Diplomats at the United Nations are already looking to limit the fallout from the Palestinian statehood application.
The Security Council could delay action on Abbas' request, giving the mediating "Quartet" -- the United States, Russia, the European Union and the United Nations -- more time to craft a declaration that could coax the two sides back to the table.
But the Quartet, whose envoys met for several hours on Thursday, may be unable to agree on a statement that could satisfy both Israel and the Palestinians.
Another option, advanced by French President Nicolas Sarkozy, would see the Palestinians go to the General Assembly, which could vote to upgrade the Palestinians from an "entity" to a "non-member state" while reviving direct peace talks.
That could allow the Palestinians to pursue Israel in war crimes tribunals, but European diplomats are seeking a tacit assurance they would not do so as long as negotiations last.
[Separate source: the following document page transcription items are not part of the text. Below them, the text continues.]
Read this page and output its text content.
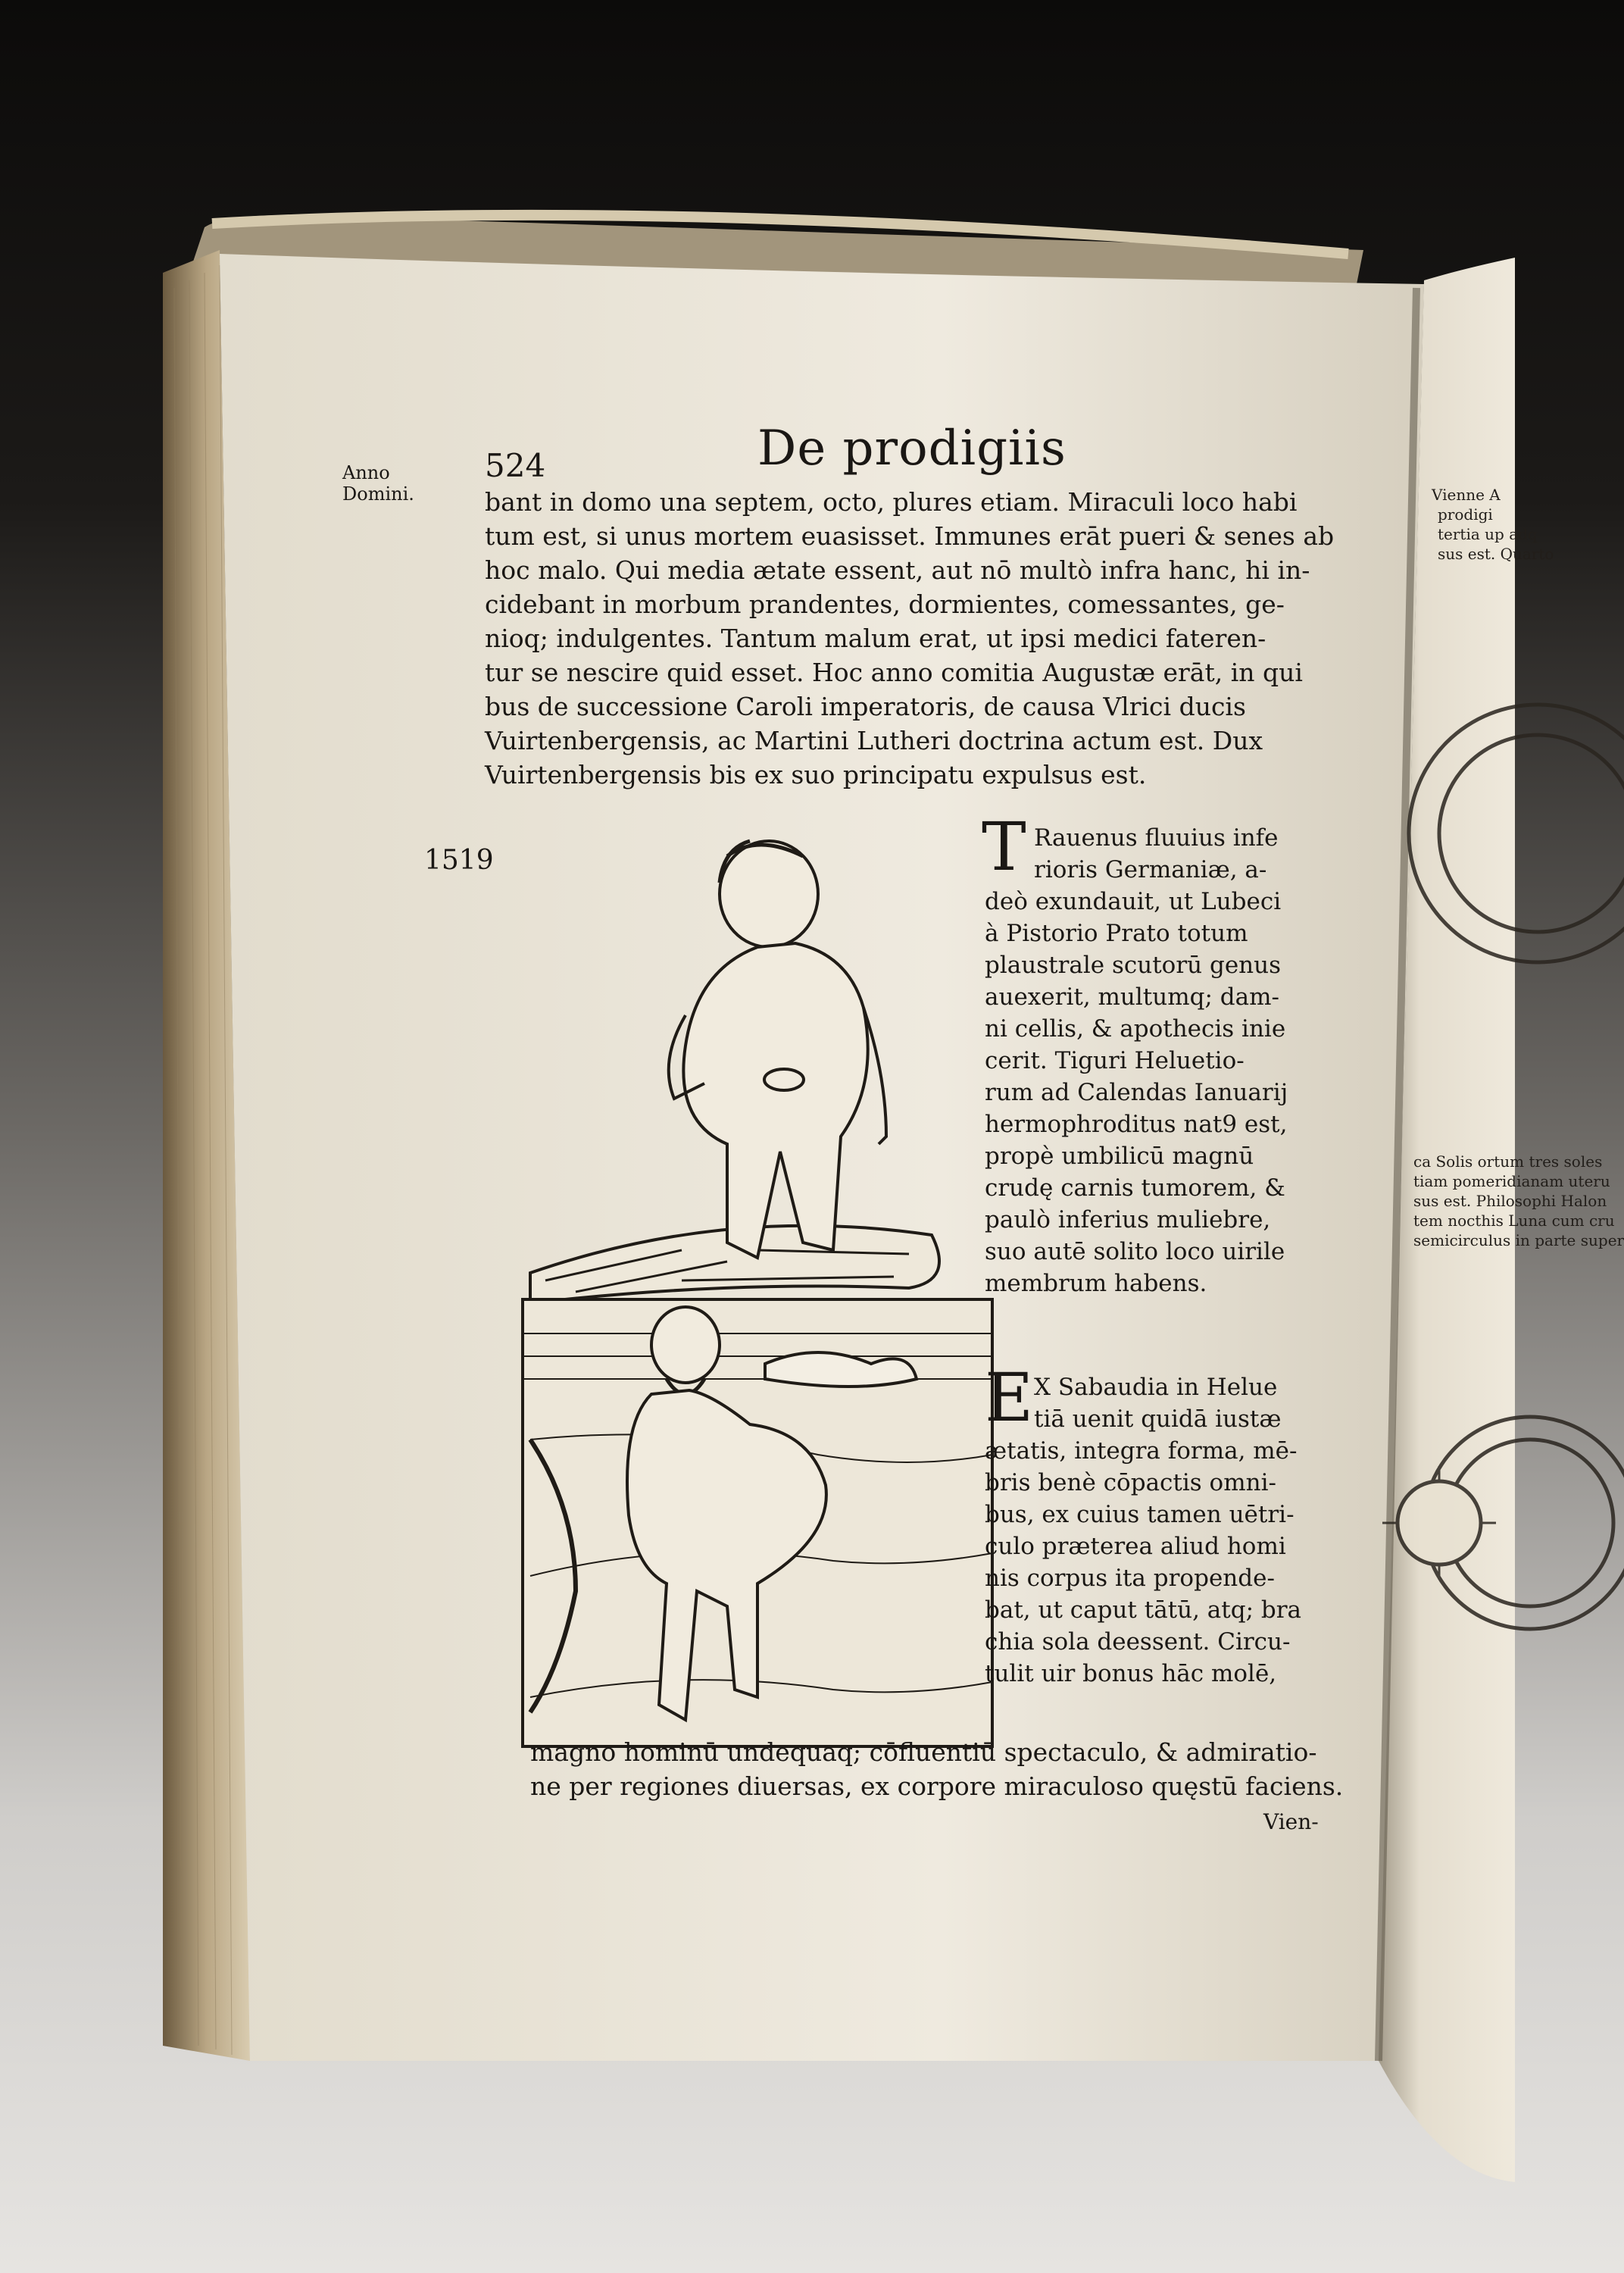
Anno Domini.
524	De prodigiis
bant in domo una septem, octo, plures etiam. Miraculi loco habi
tum est, si unus mortem euasisset. Immunes erāt pueri & senes ab
hoc malo. Qui media ætate essent, aut nō multò infra hanc, hi in-
cidebant in morbum prandentes, dormientes, comessantes, ge-
nioq; indulgentes. Tantum malum erat, ut ipsi medici fateren-
tur se nescire quid esset. Hoc anno comitia Augustæ erāt, in qui
bus de successione Caroli imperatoris, de causa Vlrici ducis
Vuirtenbergensis, ac Martini Lutheri doctrina actum est. Dux
Vuirtenbergensis bis ex suo principatu expulsus est.
1519	T Rauenus fluuius infe
rioris Germaniæ, a-
deò exundauit, ut Lubeci
à Pistorio Prato totum
plaustrale scutorū genus
auexerit, multumq; dam-
ni cellis, & apothecis inie
cerit. Tiguri Heluetio-
rum ad Calendas Ianuarij
hermophroditus nat9 est,
propè umbilicū magnū
crudę carnis tumorem, &
paulò inferius muliebre,
suo autē solito loco uirile
membrum habens.
E X Sabaudia in Helue
tiā uenit quidā iustæ
ætatis, integra forma, mē-
bris benè cōpactis omni-
bus, ex cuius tamen uētri-
culo præterea aliud homi
nis corpus ita propende-
bat, ut caput tātū, atq; bra
chia sola deessent. Circu-
tulit uir bonus hāc molē,
magno hominū undequaq; cōfluentiū spectaculo, & admiratio-
ne per regiones diuersas, ex corpore miraculoso quęstū faciens.
Vien-
Vienne A
prodigi
tertia up adq
sus est. Quarto
ca Solis ortum tres soles
tiam pomeridianam uteru
sus est. Philosophi Halon
tem nocthis Luna cum cru
semicirculus in parte super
Sarkozy's plan sets an ambitious timetable for talks to begin within one month, an agreement on borders and security within six months and a final peace agreement within a year.
Israel was cool to the French proposal. "A Palestinian state should be the outcome of negotiations, which means a Palestinian state should mark the end of conflict and cessation of claims," Netanyahu's cabinet secretary, Zvi Hauser, told Israel's Army Radio.